RiceCrispieTreats thank you for your reply. I asked my dd a while ago if she remembered her father and she said she would like to see him, other than that she never speaks about him because she hardly knows him.

Heatherjayne1972 Sat 04-Jun-16 09:11:02

I would ignore him until he gets a solicitor involved ( bet he wont tho)
My ex is hell bent on turning my kids against me and there's nothing I can do since he's been in their lives all along and I can't stop them seeing him

hurtforever Sat 04-Jun-16 09:13:43

mum2Bomg thank you for your reply. I thought about doing that but dd hardly knows her father, he is a stranger so I would want to be present while he is with her at least for a while.

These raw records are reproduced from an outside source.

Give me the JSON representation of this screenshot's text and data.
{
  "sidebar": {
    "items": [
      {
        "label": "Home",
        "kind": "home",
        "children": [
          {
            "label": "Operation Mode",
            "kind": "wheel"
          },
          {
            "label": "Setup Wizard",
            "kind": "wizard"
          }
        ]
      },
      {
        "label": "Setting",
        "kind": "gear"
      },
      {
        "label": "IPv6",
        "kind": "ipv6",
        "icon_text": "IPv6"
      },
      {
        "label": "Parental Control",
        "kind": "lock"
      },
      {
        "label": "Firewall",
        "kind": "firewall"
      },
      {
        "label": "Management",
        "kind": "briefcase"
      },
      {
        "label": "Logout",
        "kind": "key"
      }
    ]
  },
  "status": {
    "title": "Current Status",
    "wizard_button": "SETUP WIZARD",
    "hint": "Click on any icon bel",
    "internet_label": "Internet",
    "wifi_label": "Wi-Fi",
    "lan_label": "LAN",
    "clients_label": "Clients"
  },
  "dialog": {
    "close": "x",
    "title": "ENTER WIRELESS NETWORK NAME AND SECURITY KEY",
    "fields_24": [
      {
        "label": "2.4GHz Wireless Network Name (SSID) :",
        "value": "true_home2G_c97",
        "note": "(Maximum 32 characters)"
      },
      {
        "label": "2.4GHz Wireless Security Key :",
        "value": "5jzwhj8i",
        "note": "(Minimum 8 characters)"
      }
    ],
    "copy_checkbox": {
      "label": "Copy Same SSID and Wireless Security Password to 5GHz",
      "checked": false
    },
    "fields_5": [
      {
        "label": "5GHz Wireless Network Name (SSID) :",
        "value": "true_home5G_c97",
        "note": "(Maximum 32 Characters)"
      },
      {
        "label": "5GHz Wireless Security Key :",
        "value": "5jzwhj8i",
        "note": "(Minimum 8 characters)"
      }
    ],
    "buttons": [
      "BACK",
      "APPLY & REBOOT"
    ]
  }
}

I know he will be totally against this. I'm not sure I have the strength in me to be in a "battle' with him in the next few years. I don't think he will agree to anything I say or respect me.

hurtforever Sat 04-Jun-16 09:15:33

Heatherjayne1972 thank you for your reply. I'm pretty sure he won't get a solicitor, surely that says something about him, right?

mum2Bomg Sat 04-Jun-16 09:33:40

Have you asked her if she wants to? I always felt there was a big gap where my Dad should have been. I worked out used he'd never fill it. I hadn't seen my Dad since I was 3 - saw him once when I was 7 - he turned up on a family holiday when I was 11. I didn't even know who he was but we spent the day with him (if that's what you call being ignored while he windsurfed). I was totally unimpressed but it helped to see who he really was. Then we could go back to Mum and be honest about that. It helped me lots and now he's dead I don't feel I missed out on anything he had to offer as it didn't exist.

hurtforever Sat 04-Jun-16 13:30:43

I think I need to sit down with my dd and see what she wants. I don't know what to do anymore to be honest!

springydaffs Sat 04-Jun-16 14:21:37

I definitely wouldn't. No good will come of it.

Well done for keeping him out of your lives thus far. Keep going in the same vein.

hurtforever Sat 04-Jun-16 14:41:44

springydaffs Thank you for your reply, I really appreciate it as I have no one to talk to about this.